There is one possible pitfall here: that this score can be gamed. One immediate thing we can do is discard any self-links. Even then, one can imagine a scenario where someone tries to "trade favours" by running a large website that becomes reputable by promising links to other pages. To counter this, the amount that a page contributes to outgoing links is scaled by the total number of its outgoing links. That is, if page $i$ has score $x_i$ and has $n_i$ outgoing links, then each link provides $\frac{x_i}{n_i}$ to the receiving page. This leads us to the following setup.
This seems to produce a bit of a chicken-and-egg scenario: in order to compute $x_1$, we need to know $x_3$ and $x_4$, but to compute both of those we would need to know $x_1$. However, what we have is really just a system of linear equations and we would like to solve for the $x_i$'s. Our example gives us the system \begin{align*} 1 x_3 + \frac 1 2 x_4 &= x_1 \\ \frac 1 3 x_1 &= x_2 \\ \frac 1 3 x_1 + \frac 1 2 x_2 +\frac 1 2 x_4 &= x_3 \\ \frac 1 3 x_1 + \frac 1 2 x_2 &= x_4 \end{align*} When viewed in matrix-vector form, we have the equation \[\begin{bmatrix} 0 & 0 & 1 & \frac 1 2 \\ \frac 1 3 & 0 & 0 & 0 \\ \frac 1 3 & \frac 1 2 & 0 & \frac 1 2 \\ \frac 1 3 & \frac 1 2 & 0 & 0 \end{bmatrix} \begin{bmatrix} x_1 \\ x_2 \\ x_3 \\ x_4 \end{bmatrix} = \begin{bmatrix} x_1 \\ x_2 \\ x_3 \\ x_4 \end{bmatrix}. \]

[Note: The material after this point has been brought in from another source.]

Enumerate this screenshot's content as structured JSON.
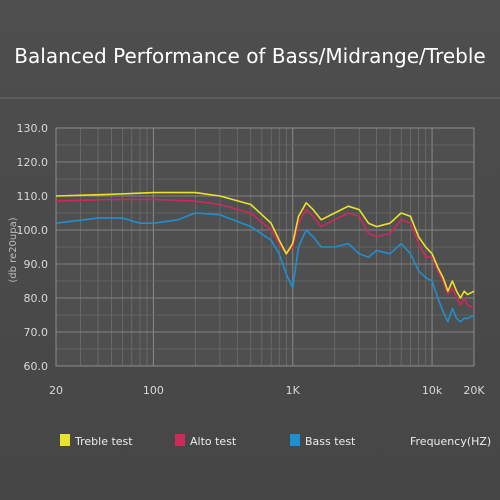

Disentangling this, we see that we have what amounts to an adjacency matrix weighted by the number of outgoing edges in each node. The resulting equation looks a bit strange at first:$A \mathbf x = \mathbf x$. If we squint hard enough, we notice that this is really describing an eigenvector with eigenvalue 1. The question we are then faced with is whether there exists a vector $\mathbf x^*$ such that $A \mathbf x^* = \mathbf x^*$—in other words, does $A$ have 1 as an eigenvalue?